Most of us have heard of the book “The 5 Love Languages.” It is a great book to read with your significant other to better understand how they show love and how they like to receive it! It has definitely helped my boyfriend and I understand eachother on a deeper level. All of us need different things to “fill our love tank.” That means that sometimes we have to turn those love languages back on ourselves and discover what our “self-love” love language is. What I need in order to feel like I am treating myself well and caring for myself may be totally different from what you need. We may even need a little of each love language!
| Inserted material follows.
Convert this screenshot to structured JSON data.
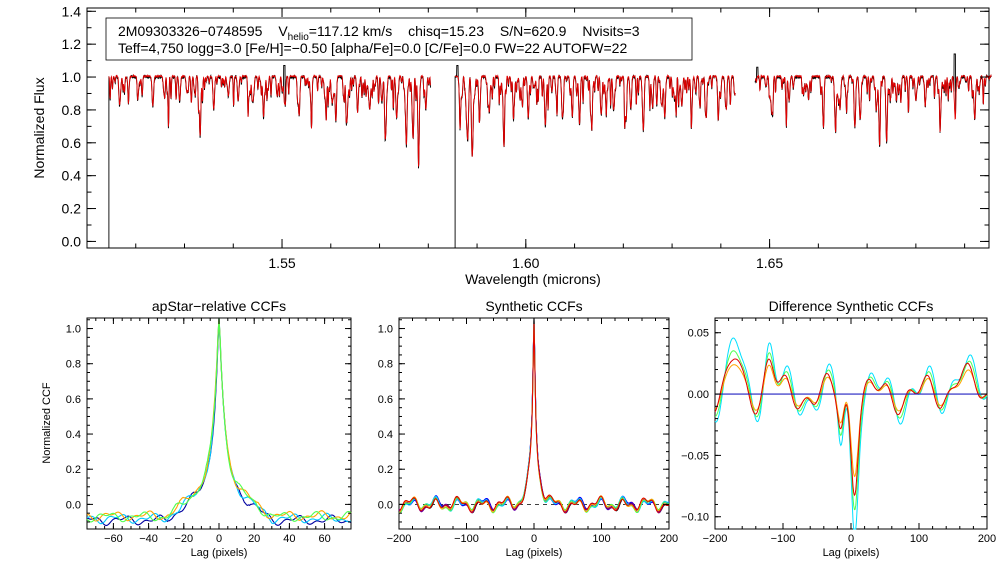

Are you speaking your own?

Acts of service: This is my #1. I love when people help me do things or do them for me. AKA taking my car to get gas for me, taking out the trash without me asking, anything that normally I would have to take time to do but they do it instead. So, how can I show myself love through acts of service? I can give myself what I need when I need it. I can take care of myself and make sure my mind and body are healthy and where they need to be. If this is your love language, cook yourself a nice meal, enjoy a nap, or let yourself indulge in an episode of your favorite TV show.

Gifts: This is the one that I identify with the least. I feel almost uncomfortable accepting gifts. I never know what to say! I feel like “thank you” just doesn’t cover it. But, if this is your love language, treat yo’ self. This is not to say that you should go blow a ton of money, I am all for budgeting and being smart with your spending. But, every once in a while, it is okay to spend $10 at Starbucks because you need a pick-me-up. It doesn’t cost a lot to be kind to yourself! Is there something that you have been really wanting? Start budgeting and then treat yourself to it. Invest in yourself!

Quality time: This love language comes in second for me. I love spending time with my loved ones, whether it is on a family vacation or just sitting around in the living room watching The Bachelor together. It doesn’t matter where we are as long as we are together. In order to show yourself some quality time, spend time doing something you love. Take a run or a walk by yourself. Give yourself some “me-time” to be able to journal or reflect. Go have fun and take time to do one of your hobbies.

Physical touch: Go get yourself a massage. Give your tired weary muscles some love. Have a spa day, even if it is just at home in your living room with a $1 Target face mask. Do some yoga, and go get a green smoothie. Again, treat yo’ self.

Words of affirmation: I go through phases where I am really good at this and then the next week I can fall out of touch with it. I try and affirm my friends and loved onces as often as possible, but sometimes you get in a rut. It is so important to make sure you aren’t forgetting to affirm yourself. Build yourself up and cheer yourself on. Remind yourself how good you are doing, and say it out loud! Think about yourself in a positive light. It can be a game changer!

Now go show yourself some self-love.